7. "The Filter Bubble: What the Internet Is Hiding From You" — Eli Pariser (Penguin Press, 2011)
The book that coined the term "filter bubble" — the phenomenon of algorithmic personalization progressively narrowing the range of information users encounter. While published before TikTok existed and using early Facebook as its primary example, Pariser's core thesis has been repeatedly validated by subsequent research. Reading this book helps you understand the systemic consequence of recommendation algorithms at a societal level, beyond the creator-optimization frame. Chapter 1 and Chapter 5 are the essential sections.
8. "How TikTok's Algorithm Figures You Out" — Wall Street Journal (2021)
An interactive feature in which WSJ journalists created test accounts and documented exactly how TikTok's algorithm classified their interests and changed their feeds over time. The journalists' accounts were deliberately given different behavioral signals, and the report documents how quickly and accurately the algorithm identified their interests — including some they had not explicitly expressed. One of the clearest public demonstrations of how TikTok's FYP actually operates in practice. Available online; interactive elements may require subscription.
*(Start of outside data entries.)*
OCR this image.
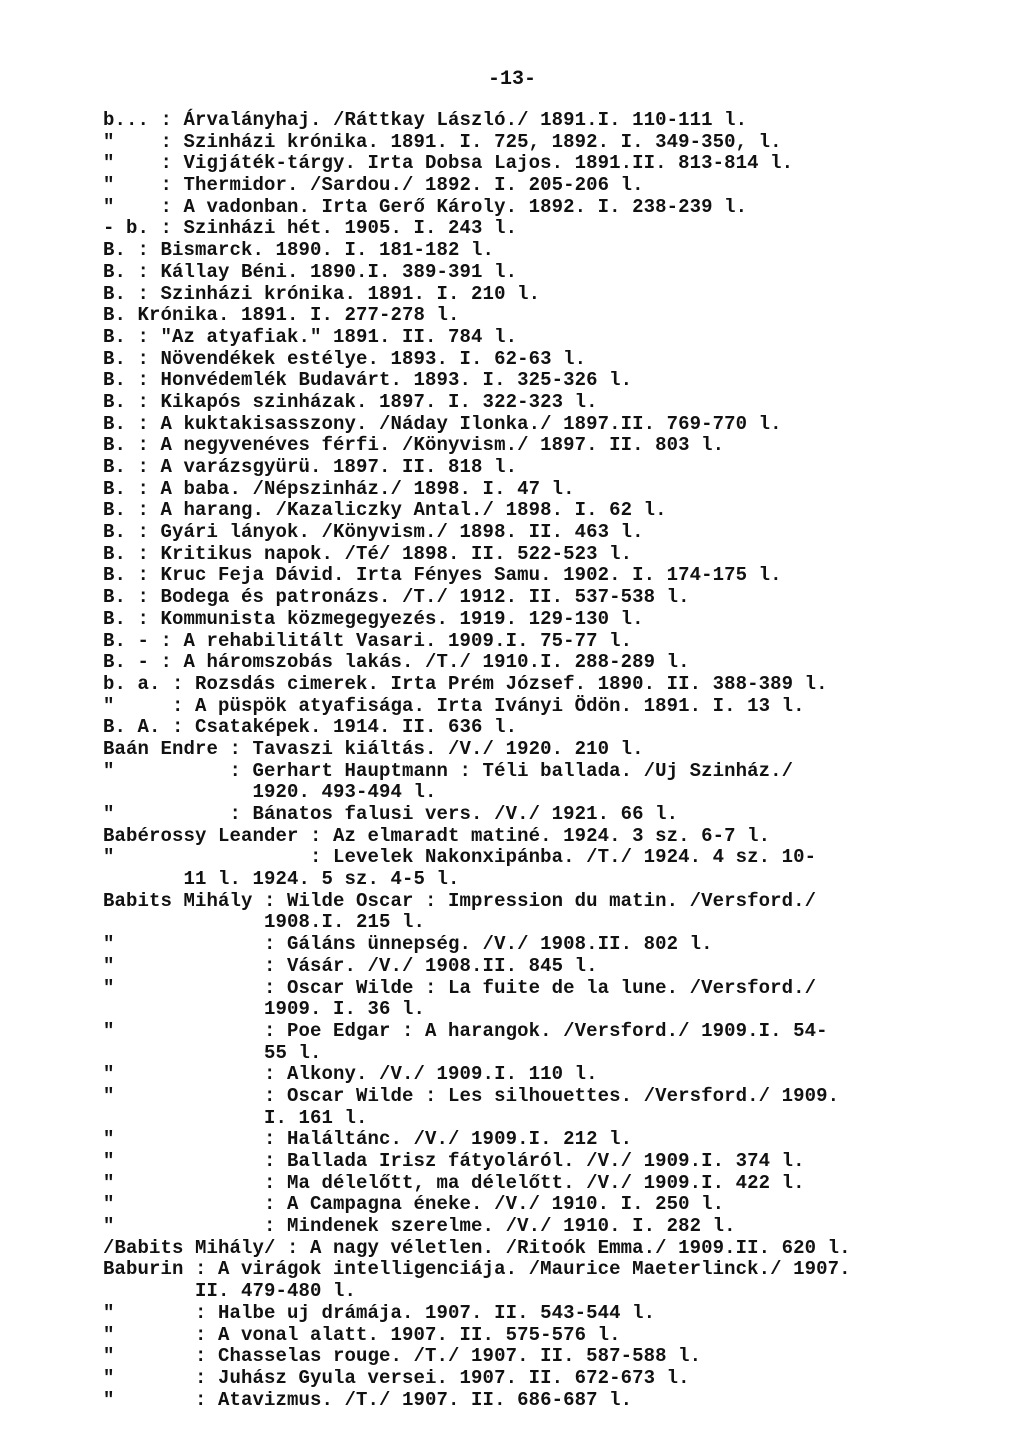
-13-
b... : Árvalányhaj. /Ráttkay László./ 1891.I. 110-111 l.
"    : Szinházi krónika. 1891. I. 725, 1892. I. 349-350, l.
"    : Vigjáték-tárgy. Irta Dobsa Lajos. 1891.II. 813-814 l.
"    : Thermidor. /Sardou./ 1892. I. 205-206 l.
"    : A vadonban. Irta Gerő Károly. 1892. I. 238-239 l.
- b. : Szinházi hét. 1905. I. 243 l.
B. : Bismarck. 1890. I. 181-182 l.
B. : Kállay Béni. 1890.I. 389-391 l.
B. : Szinházi krónika. 1891. I. 210 l.
B. Krónika. 1891. I. 277-278 l.
B. : "Az atyafiak." 1891. II. 784 l.
B. : Növendékek estélye. 1893. I. 62-63 l.
B. : Honvédemlék Budavárt. 1893. I. 325-326 l.
B. : Kikapós szinházak. 1897. I. 322-323 l.
B. : A kuktakisasszony. /Náday Ilonka./ 1897.II. 769-770 l.
B. : A negyvenéves férfi. /Könyvism./ 1897. II. 803 l.
B. : A varázsgyürü. 1897. II. 818 l.
B. : A baba. /Népszinház./ 1898. I. 47 l.
B. : A harang. /Kazaliczky Antal./ 1898. I. 62 l.
B. : Gyári lányok. /Könyvism./ 1898. II. 463 l.
B. : Kritikus napok. /Té/ 1898. II. 522-523 l.
B. : Kruc Feja Dávid. Irta Fényes Samu. 1902. I. 174-175 l.
B. : Bodega és patronázs. /T./ 1912. II. 537-538 l.
B. : Kommunista közmegegyezés. 1919. 129-130 l.
B. - : A rehabilitált Vasari. 1909.I. 75-77 l.
B. - : A háromszobás lakás. /T./ 1910.I. 288-289 l.
b. a. : Rozsdás cimerek. Irta Prém József. 1890. II. 388-389 l.
"     : A püspök atyafisága. Irta Iványi Ödön. 1891. I. 13 l.
B. A. : Csataképek. 1914. II. 636 l.
Baán Endre : Tavaszi kiáltás. /V./ 1920. 210 l.
"          : Gerhart Hauptmann : Téli ballada. /Uj Szinház./
1920. 493-494 l.
"          : Bánatos falusi vers. /V./ 1921. 66 l.
Babérossy Leander : Az elmaradt matiné. 1924. 3 sz. 6-7 l.
"                 : Levelek Nakonxipánba. /T./ 1924. 4 sz. 10-
11 l. 1924. 5 sz. 4-5 l.
Babits Mihály : Wilde Oscar : Impression du matin. /Versford./
1908.I. 215 l.
"             : Gáláns ünnepség. /V./ 1908.II. 802 l.
"             : Vásár. /V./ 1908.II. 845 l.
"             : Oscar Wilde : La fuite de la lune. /Versford./
1909. I. 36 l.
"             : Poe Edgar : A harangok. /Versford./ 1909.I. 54-
55 l.
"             : Alkony. /V./ 1909.I. 110 l.
"             : Oscar Wilde : Les silhouettes. /Versford./ 1909.
I. 161 l.
"             : Haláltánc. /V./ 1909.I. 212 l.
"             : Ballada Irisz fátyoláról. /V./ 1909.I. 374 l.
"             : Ma délelőtt, ma délelőtt. /V./ 1909.I. 422 l.
"             : A Campagna éneke. /V./ 1910. I. 250 l.
"             : Mindenek szerelme. /V./ 1910. I. 282 l.
/Babits Mihály/ : A nagy véletlen. /Ritoók Emma./ 1909.II. 620 l.
Baburin : A virágok intelligenciája. /Maurice Maeterlinck./ 1907.
II. 479-480 l.
"       : Halbe uj drámája. 1907. II. 543-544 l.
"       : A vonal alatt. 1907. II. 575-576 l.
"       : Chasselas rouge. /T./ 1907. II. 587-588 l.
"       : Juhász Gyula versei. 1907. II. 672-673 l.
"       : Atavizmus. /T./ 1907. II. 686-687 l.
9. "Creator Earnings: YouTube's 2023 Report" — YouTube
YouTube periodically releases aggregated data about creator earnings and the relationship between channel size and revenue. This report (and similar ones from other platforms) provides real data on the distribution of earnings — helping you understand how the algorithm's distribution of reach translates into the distribution of economic opportunity. Note that these reports are produced by the platforms themselves and should be read with awareness of their interest in presenting favorable narratives about creator earnings.
10. "The Chaos Machine: The Inside Story of How Social Media Rewired Our Minds and Our World" — Max Fisher (Little, Brown, 2022)
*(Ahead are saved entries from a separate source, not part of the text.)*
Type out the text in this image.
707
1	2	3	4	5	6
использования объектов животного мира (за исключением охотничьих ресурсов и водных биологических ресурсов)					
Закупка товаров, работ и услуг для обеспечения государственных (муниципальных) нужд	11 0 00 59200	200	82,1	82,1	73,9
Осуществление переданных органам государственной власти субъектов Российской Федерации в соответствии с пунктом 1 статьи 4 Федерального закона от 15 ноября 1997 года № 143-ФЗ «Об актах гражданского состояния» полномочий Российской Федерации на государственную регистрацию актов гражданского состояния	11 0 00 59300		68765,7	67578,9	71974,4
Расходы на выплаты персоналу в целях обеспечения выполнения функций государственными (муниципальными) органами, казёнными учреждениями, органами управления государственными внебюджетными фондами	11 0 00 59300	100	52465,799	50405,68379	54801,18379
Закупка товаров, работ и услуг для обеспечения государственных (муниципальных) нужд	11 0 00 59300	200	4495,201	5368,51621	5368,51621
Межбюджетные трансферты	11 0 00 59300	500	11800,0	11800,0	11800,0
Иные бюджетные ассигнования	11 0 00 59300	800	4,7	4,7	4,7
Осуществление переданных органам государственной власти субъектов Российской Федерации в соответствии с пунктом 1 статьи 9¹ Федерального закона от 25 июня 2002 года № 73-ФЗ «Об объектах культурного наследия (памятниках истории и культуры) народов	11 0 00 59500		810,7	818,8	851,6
A journalist's account of how engagement-optimized algorithms reshaped political discourse, mental health, and civil society globally. Fisher's reporting on how Facebook's recommendation algorithm amplified political extremism in Myanmar, the Philippines, and the United States is among the most important journalism about algorithmic systems produced in the 2020s. Relevant to this chapter's equity callout and to anyone who wants to understand the macro-level consequences of the systems individual creators participate in.
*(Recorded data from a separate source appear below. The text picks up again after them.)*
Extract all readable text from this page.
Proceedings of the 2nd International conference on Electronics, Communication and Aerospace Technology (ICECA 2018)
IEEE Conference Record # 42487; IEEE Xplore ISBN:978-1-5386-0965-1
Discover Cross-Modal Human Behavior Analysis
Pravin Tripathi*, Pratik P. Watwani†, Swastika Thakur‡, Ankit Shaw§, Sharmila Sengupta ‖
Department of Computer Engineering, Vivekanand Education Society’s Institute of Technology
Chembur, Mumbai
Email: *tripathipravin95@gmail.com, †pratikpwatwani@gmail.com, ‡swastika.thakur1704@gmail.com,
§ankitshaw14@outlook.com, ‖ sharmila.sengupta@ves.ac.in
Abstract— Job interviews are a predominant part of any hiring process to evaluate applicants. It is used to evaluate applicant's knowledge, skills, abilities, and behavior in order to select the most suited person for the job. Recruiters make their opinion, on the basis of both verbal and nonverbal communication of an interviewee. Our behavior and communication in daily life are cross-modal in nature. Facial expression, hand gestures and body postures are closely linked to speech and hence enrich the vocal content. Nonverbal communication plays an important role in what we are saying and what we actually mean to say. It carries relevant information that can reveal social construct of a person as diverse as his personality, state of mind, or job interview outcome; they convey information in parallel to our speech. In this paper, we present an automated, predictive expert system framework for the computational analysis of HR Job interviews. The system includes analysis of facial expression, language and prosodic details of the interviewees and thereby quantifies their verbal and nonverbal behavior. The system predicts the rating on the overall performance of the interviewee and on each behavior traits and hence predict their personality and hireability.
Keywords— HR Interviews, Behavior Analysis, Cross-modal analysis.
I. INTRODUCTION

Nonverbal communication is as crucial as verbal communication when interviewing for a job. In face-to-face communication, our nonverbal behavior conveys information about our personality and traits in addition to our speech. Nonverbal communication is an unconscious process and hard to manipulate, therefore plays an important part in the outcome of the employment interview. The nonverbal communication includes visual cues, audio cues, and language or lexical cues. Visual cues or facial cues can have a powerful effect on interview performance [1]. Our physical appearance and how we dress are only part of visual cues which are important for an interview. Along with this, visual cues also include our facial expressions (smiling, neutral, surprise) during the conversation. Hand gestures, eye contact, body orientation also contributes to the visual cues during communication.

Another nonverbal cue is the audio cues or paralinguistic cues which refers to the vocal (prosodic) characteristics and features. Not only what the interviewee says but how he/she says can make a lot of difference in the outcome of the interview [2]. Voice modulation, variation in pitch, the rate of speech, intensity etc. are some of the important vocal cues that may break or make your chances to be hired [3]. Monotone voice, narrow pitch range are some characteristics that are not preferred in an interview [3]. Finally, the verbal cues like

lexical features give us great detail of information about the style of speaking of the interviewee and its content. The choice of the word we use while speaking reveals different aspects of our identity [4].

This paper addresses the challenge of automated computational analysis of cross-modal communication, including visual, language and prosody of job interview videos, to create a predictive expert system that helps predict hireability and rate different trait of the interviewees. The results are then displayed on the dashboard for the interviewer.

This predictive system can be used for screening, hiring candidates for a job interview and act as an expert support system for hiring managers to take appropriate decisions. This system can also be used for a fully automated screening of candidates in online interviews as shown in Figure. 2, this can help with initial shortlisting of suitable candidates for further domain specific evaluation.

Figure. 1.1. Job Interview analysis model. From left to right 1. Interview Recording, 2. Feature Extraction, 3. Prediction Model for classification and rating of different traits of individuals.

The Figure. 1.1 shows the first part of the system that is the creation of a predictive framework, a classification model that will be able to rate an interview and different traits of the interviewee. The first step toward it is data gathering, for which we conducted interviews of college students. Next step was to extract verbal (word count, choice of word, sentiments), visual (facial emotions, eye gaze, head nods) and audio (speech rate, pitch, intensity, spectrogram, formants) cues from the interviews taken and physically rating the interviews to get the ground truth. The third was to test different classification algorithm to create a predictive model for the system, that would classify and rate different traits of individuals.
11. "How to Get 100 Million Views on YouTube" — Mark Rober (MrBeast's Creative Director's insights)
Not a formal publication, but the series of interviews with MrBeast, his editors, and his creative director in which they discuss their systematic approach to thumbnail testing, retention engineering, and concept development. Available through various YouTube creator interviews and podcast appearances (search for MrBeast creator process interviews 2022–2025). This is the primary source documentation of the approach described in Case Study 8.2 and illustrates algorithmic optimization at its most extreme and intentional form.
12. "Equity in Creator Monetization" — Creator Economy Research Institute (2024)
An annual report tracking earnings disparities across creator demographics on major platforms. Covers differential brand deal rates, algorithmic reach disparities, and platform monetization feature access across race, gender, and geography. Essential reading for anyone wanting to understand the equity dimensions of the creator economy in quantitative terms rather than anecdote. Available as a free download at creatoreconomyresearch.org.